Technology for Testing

The number of digital tools available to streamline summative assessment can be overwhelming. Therefore, it’s important for each of us to employ the tools that work best for the context of our students and school.

First, remember that the Learning Management System (LMS) used in each of our schools comes with built-in tools. Rather than try to use them all, select the one(s) that simplify and optimize students’ ability to demonstrate what they know and can do. Each educator should be on the hunt for tools with accessibility features that make it possible for students to complete tasks/assessments with minimal adult assistance.

Second, each school district has their own guidelines about what and how external tools can be utilized, so be familiar with the technology rules of your school. When in doubt, check with an administrator to ensure that you are in compliance and that students’ work/data are secure.

Finally, working within your district guidelines, seek to employ digital tools that help capture evidence of authentic learning. For example….

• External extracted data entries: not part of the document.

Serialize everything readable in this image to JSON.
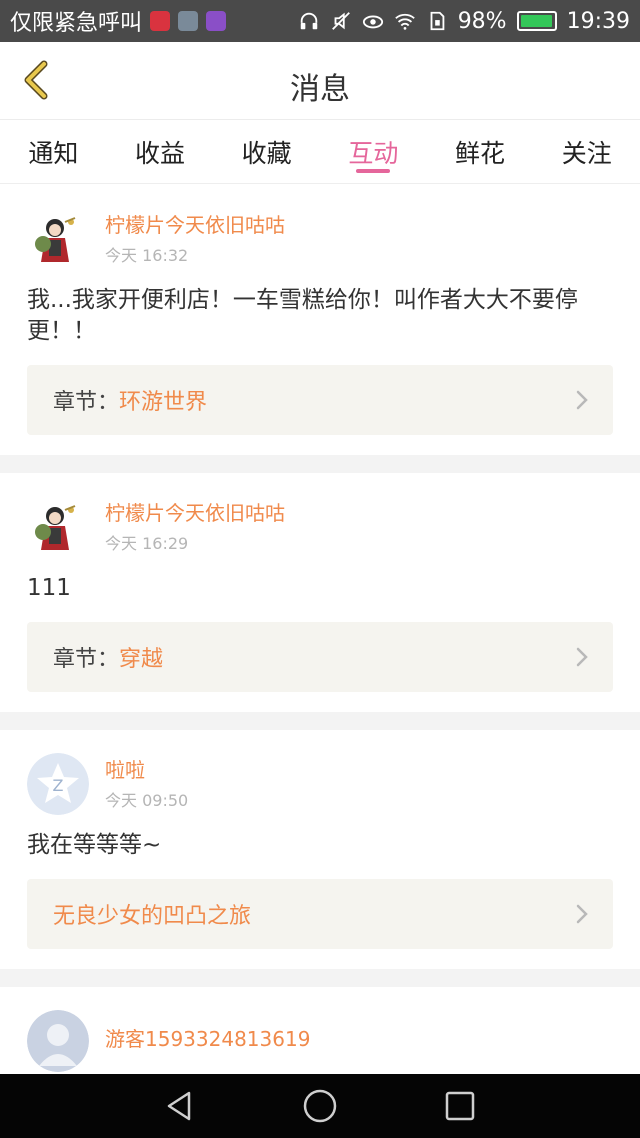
{
  "status_bar": {
    "carrier": "仅限紧急呼叫",
    "battery": "98%",
    "battery_level": 0.98,
    "time": "19:39"
  },
  "header": {
    "title": "消息"
  },
  "tabs": [
    {
      "label": "通知",
      "active": false
    },
    {
      "label": "收益",
      "active": false
    },
    {
      "label": "收藏",
      "active": false
    },
    {
      "label": "互动",
      "active": true
    },
    {
      "label": "鲜花",
      "active": false
    },
    {
      "label": "关注",
      "active": false
    }
  ],
  "messages": [
    {
      "name": "柠檬片今天依旧咕咕",
      "time": "今天 16:32",
      "content": "我...我家开便利店！一车雪糕给你！叫作者大大不要停更！！",
      "ref_label": "章节：",
      "ref_value": "环游世界"
    },
    {
      "name": "柠檬片今天依旧咕咕",
      "time": "今天 16:29",
      "content": "111",
      "ref_label": "章节：",
      "ref_value": "穿越"
    },
    {
      "name": "啦啦",
      "time": "今天 09:50",
      "content": "我在等等等~",
      "ref_label": "",
      "ref_value": "无良少女的凹凸之旅"
    },
    {
      "name": "游客1593324813619",
      "time": "",
      "content": "",
      "ref_label": "",
      "ref_value": ""
    }
  ],
  "colors": {
    "accent_pink": "#e5669b",
    "accent_orange": "#f08a4b",
    "back_arrow": "#e0c050"
  }
}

► Consider free, simple tools that allow students to record themselves presenting final projects, summaries of learning and/or explanations of how they solved a problem. Tools for doing so include Loom, Screencast O’Matic, and Screencastify.

Explain Everything real-time collaborative whiteboard

► Or…why not allow students the option for a more dynamic student presentation using something like Explain Everything Whiteboard. It works on Chrome, iPad, and Android and allows students to record outside of a browser. Students build their own presentation from whatever images, slides, websites or videos they want to use, then record each slide as they speak, draw, and direct the presentation.

► Most of us like/need to hear important directions more than once. That’s why it’s also important for teachers to consider using the types of tools mentioned above, or something like Prezi Video to create their own video tutorials (see this example or this example) of assessments with step-by-step directions, modeling, and tips about common mistakes to avoid.

► Technology can also be used to make feedback more effective. Tools like Mote and Kaizena allow teachers to provide voice comments as feedback instead of writing. As Jennifer Gonzalez’ recent post at Cult of Pedagogy pointed out, feedback in the form of voice comments is not only faster; it’s also more personal and allows the subtleties of voice to communicate feedback clearly, rather than be misinterpreted, which can easily happen with written comments. (Also see Jennifer’s thoughts about Bulb, a portfolio assessment app that “makes putting together a digital portfolio a pleasure.”)

Where Are Your Kids?

As a father of four busy boys, I know how difficult it can be to keep track of our kiddos. Despite my own best efforts as a dad, I have managed to lose nearly every one of my sons at some point at either a park, store, hike, and a handful of other places. But…no real harm came to them because it took only a few minutes for me to realize they were lost and even less time to locate them.

The same could be said of our students during this school year. In this challenging time where much of instruction and assessment takes place from a distance, there is no more important time to know where our kids are, what they can do, and how we can design assessments that help them…and us…feel a little less lost.

References

Fisher, D., Frey, N., & Hattie, J. (2020). The distance learning playbook, grades K-12: Teaching for engagement & impact in any setting. Corwin.